Его сосед подозрительно быстро сунул нос в бумаги, пряча улыбку. Я понял, что угадал.
Велтистов был долговязый, спокойный и вполне разумный человек, без явных признаков психического расстройства.
Слуги народа были все, как на подбор, типичными клерками, не раз описанными в русской классической литературе. Скрипя перьями, эти ребята отправили на дно русскую царскую империю и не заметили. Теперь эти “кувшинные рыла” работали на СССР. Было ясно, что с их помощью Союз долго не протянет.
Постепенно мне удалось убедить Велтистова, что я – всего лишь скромный поденщик, выполняющий доверенную мне высокую миссию сделать из этой лабуды кино. Он милостиво решил не мешать, чтобы при сдаче редакторам они увидели сценарий в привычном для них виде.
Когда сценарий был готов, он предложил мне зайти на студию Горького к главному редактору Балихину и обсудить с ним условия договора и календарные сроки.
Я так и сделал. Балихин сказал, что Жданова недавно говорила с ним и обещала прислать заказ на производственную единицу и фильм поставят в план. Как только все утрясется, он свяжется со мной и назначит встречу для заключения договора. Я ждал. Неделя, месяц, два. Вдруг, я узнаю, что по заказу Гостелерадио в Одессе снимается трехсерийный детский фильм “Приключения Электроника”. Режисссер – неизвестный мне Бромберг.

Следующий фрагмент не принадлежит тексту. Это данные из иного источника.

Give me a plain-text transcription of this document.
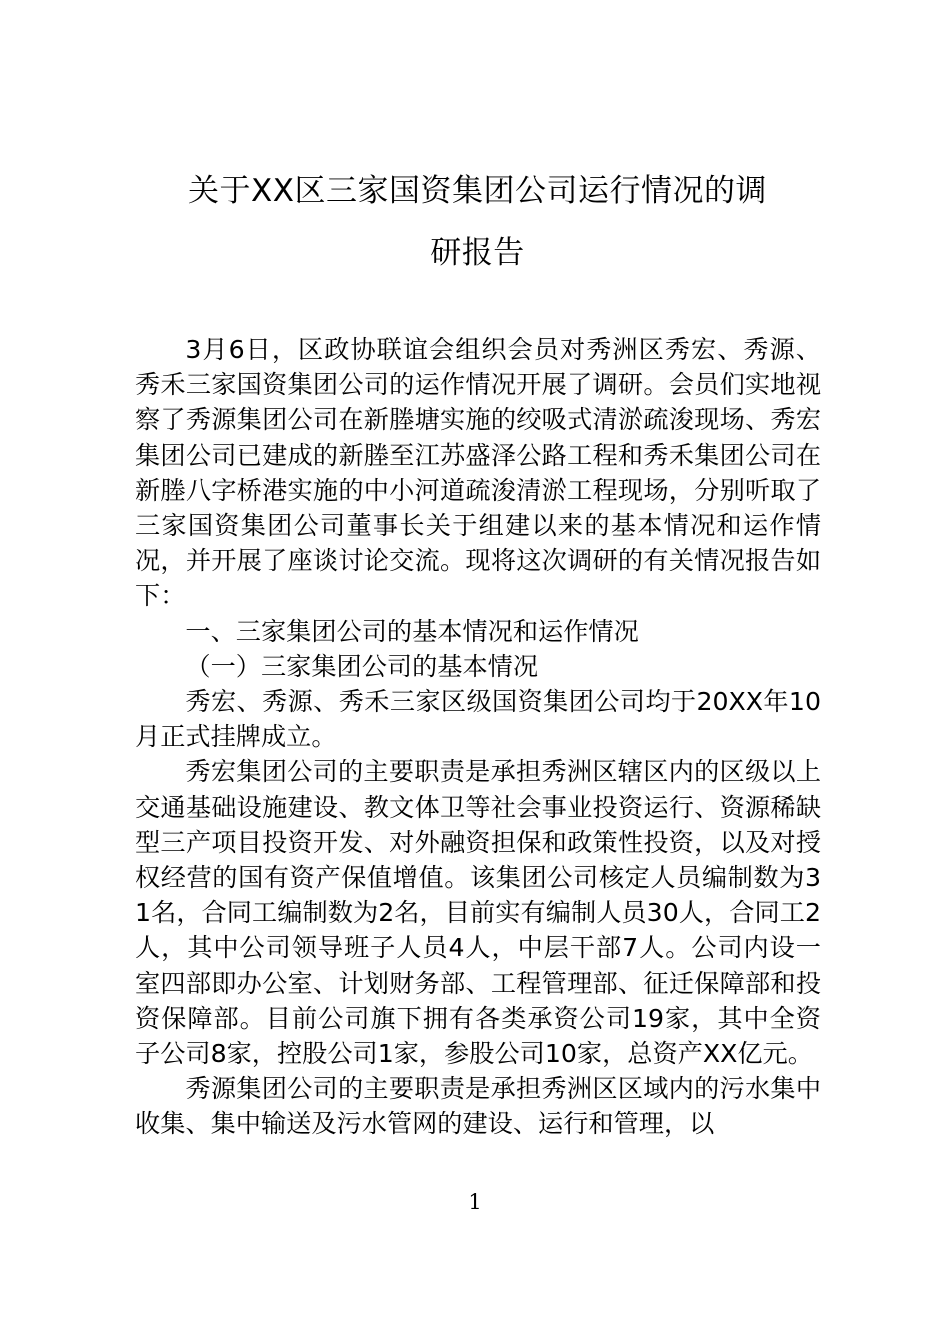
关于XX区三家国资集团公司运行情况的调
研报告

3月6日，区政协联谊会组织会员对秀洲区秀宏、秀源、秀禾三家国资集团公司的运作情况开展了调研。会员们实地视察了秀源集团公司在新塍塘实施的绞吸式清淤疏浚现场、秀宏集团公司已建成的新塍至江苏盛泽公路工程和秀禾集团公司在新塍八字桥港实施的中小河道疏浚清淤工程现场，分别听取了三家国资集团公司董事长关于组建以来的基本情况和运作情况，并开展了座谈讨论交流。现将这次调研的有关情况报告如下：

一、三家集团公司的基本情况和运作情况

（一）三家集团公司的基本情况

秀宏、秀源、秀禾三家区级国资集团公司均于20XX年10月正式挂牌成立。

秀宏集团公司的主要职责是承担秀洲区辖区内的区级以上交通基础设施建设、教文体卫等社会事业投资运行、资源稀缺型三产项目投资开发、对外融资担保和政策性投资，以及对授权经营的国有资产保值增值。该集团公司核定人员编制数为31名，合同工编制数为2名，目前实有编制人员30人，合同工2人，其中公司领导班子人员4人，中层干部7人。公司内设一室四部即办公室、计划财务部、工程管理部、征迁保障部和投资保障部。目前公司旗下拥有各类承资公司19家，其中全资子公司8家，控股公司1家，参股公司10家，总资产XX亿元。

秀源集团公司的主要职责是承担秀洲区区域内的污水集中收集、集中输送及污水管网的建设、运行和管理，以

1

Справка: “Приключения Электроника” – советский детский музыкальный трехсерийный телефильм режиссёра Константина Бромберга. Один из самых популярных детских художественных фильмов за всю историю советского и российского кинематографа. Музыку к фильму написал композитор Евгений Крылатов. (Википедия).
Было воскресенье. Я днем позвонил домой Велтистову и спросил его, как это понимать.

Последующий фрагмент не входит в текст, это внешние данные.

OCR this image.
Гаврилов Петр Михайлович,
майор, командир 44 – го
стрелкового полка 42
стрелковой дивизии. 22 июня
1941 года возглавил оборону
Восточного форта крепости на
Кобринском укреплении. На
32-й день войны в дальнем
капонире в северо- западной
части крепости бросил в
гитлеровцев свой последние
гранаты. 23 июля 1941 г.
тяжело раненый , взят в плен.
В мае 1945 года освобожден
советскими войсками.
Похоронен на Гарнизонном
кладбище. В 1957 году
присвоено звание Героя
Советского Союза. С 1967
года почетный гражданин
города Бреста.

Я старался сохранить спокойствие и вежливость, но если бы в это время я был канониром на крейсере “Аврора”, стоявшем на рейде на Москве-реке, я немедленно послал бы снаряд из главного калибра в здание ЦК.
Велтистов после небольшой паузы спокойно сказал, что советует мне помалкивать, иначе кислород окончательно перекроют и я не смогу заработать ни копейки. Эти слова еще раз объяснили мне, с кем я имею дело, и стали последней каплей.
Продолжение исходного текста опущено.